Hon Abike Dabiri-Erewa expresses frustration at growing xenophobic attacks in South Africa

PRESIDENT Muhammadu Buhari's special assistant on diaspora and foreign affairs Hon Abike Dabiri-Erewa has expressed frustration at the fact that the numerous efforts introduced to stop xenophobic attacks in South Africa are not working.


Last week, Two Nigerians were killed in South Africa, bringing the total number of those murdered over the last two years to a staggering high of 118 according to the Nigeria Union in South Africa (Nusa). Despite the efforts of the Nigerian government to get Pretoria to reign in the angry mobs, the attacks against fellow Africans have continued, however.


Hon Dabiri-Erewa noted that the killing of Nigerians was increasing at an alarming rate and called for an urgent review of the Early Warning Signal (EWS) put in place by the ministries of foreign affairs of Nigeria and South Africa to curb the attacks. She also said Nigeria must speed up the process of finalising the implementation of the signal which was put in place last year.

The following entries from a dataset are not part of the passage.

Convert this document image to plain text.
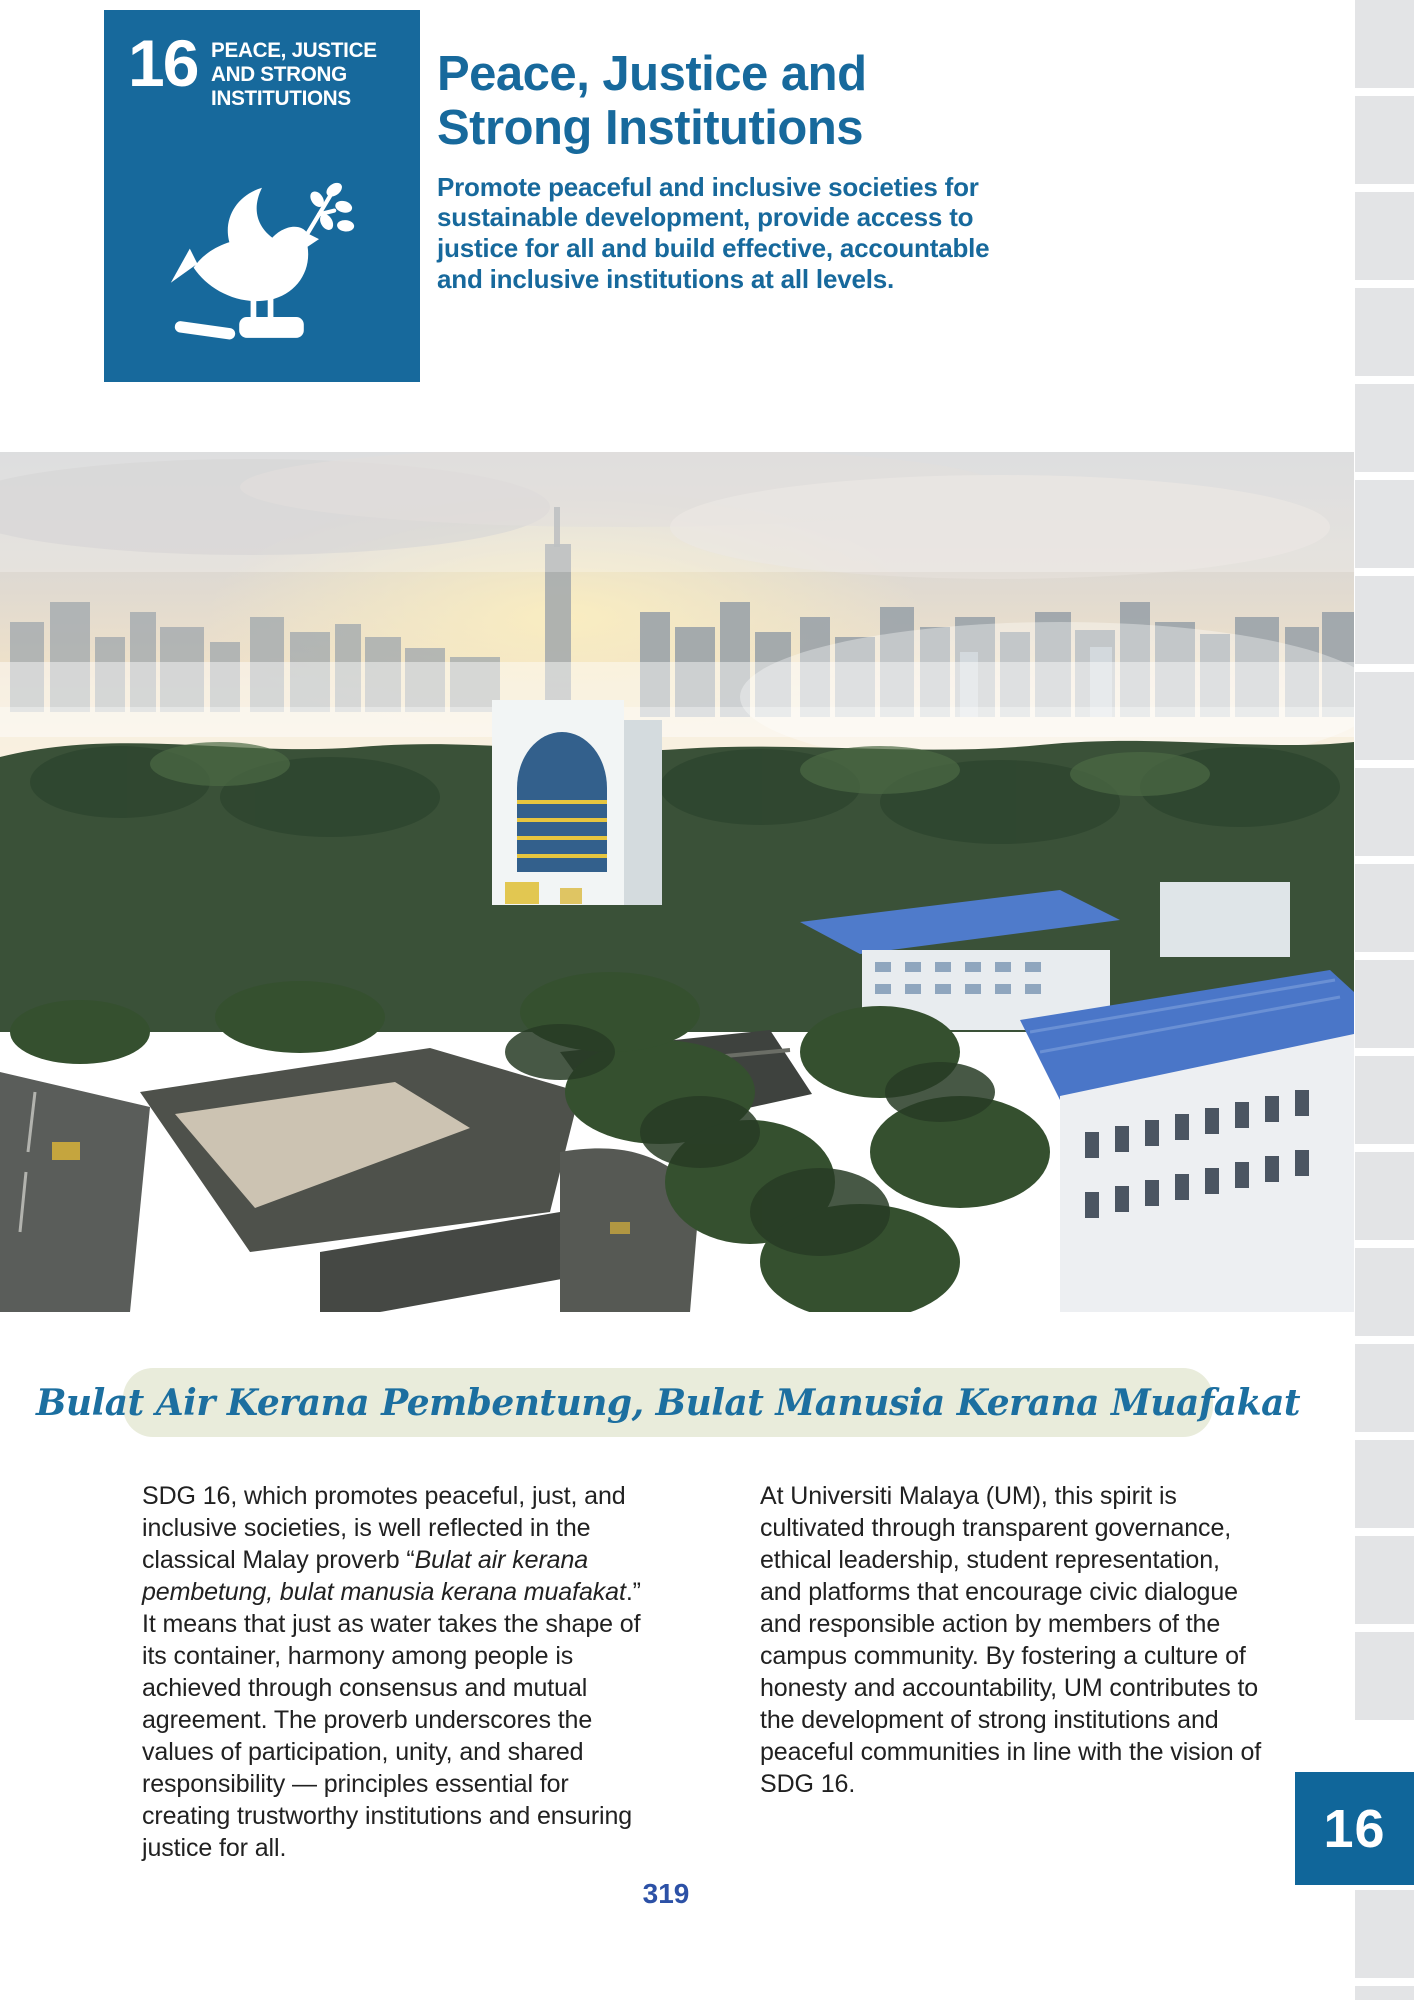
16
16 PEACE, JUSTICE
AND STRONG
INSTITUTIONS	Peace, Justice and
Strong Institutions
Promote peaceful and inclusive societies for sustainable development, provide access to justice for all and build effective, accountable and inclusive institutions at all levels.
Bulat Air Kerana Pembentung, Bulat Manusia Kerana Muafakat

SDG 16, which promotes peaceful, just, and inclusive societies, is well reflected in the classical Malay proverb “Bulat air kerana pembetung, bulat manusia kerana muafakat.” It means that just as water takes the shape of its container, harmony among people is achieved through consensus and mutual agreement. The proverb underscores the values of participation, unity, and shared responsibility — principles essential for creating trustworthy institutions and ensuring justice for all.

At Universiti Malaya (UM), this spirit is cultivated through transparent governance, ethical leadership, student representation, and platforms that encourage civic dialogue and responsible action by members of the campus community. By fostering a culture of honesty and accountability, UM contributes to the development of strong institutions and peaceful communities in line with the vision of SDG 16.

319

Francis Ochuba, a native of Ngodo community in the Umnneochi Local Government Area of Abia State and Chidi Ibebuike, a native of Uturu in the Isikwuato Local Government Area also in Abia, were murdered in cold blood last week.  Mr Ochuba, a property owner, was reportedly shot dead alongside his estate agent, a female South African on May 5, while visiting the tenant occupying his house to collect rent in central Johannesburg.


Mr Ibebuike was shot dead at the entrance to his house at Hazyview in Mpumalanga on May 13 and his car was subsequently snatched by yet-to-be-identified gunmen. Hon Dabiri-Erewa explained that the review and urgent implementation of the EWS had become imperative following the increasing attacks on Nigerians in South Africa.


Hon Dabiri-Erewa said: “The efforts that led to the establishment of the EWS by both countries are not working as the present mechanisms seem to do little or nothing to prevent the occurrences of these killings.”


She once again appealed to Nigerians living in South Africa to remain calm and shelve their proposed mass protest and await immediate intervention from both countries to stop the killings and bring the culprits to justice. Hon Dabiri-Erewa noted that while four South African policemen are already on trial for allegedly killing Nigerians in South Africa, it is imperative that anyone found culpable be punished.


Up to 800,000 Nigerians, mostly young people, reside in South Africa, according to unofficial estimates. Given the collapse in the South African economy and the growth of unemployment, they have become the victims of xenophobic attacks, alongside other Africans.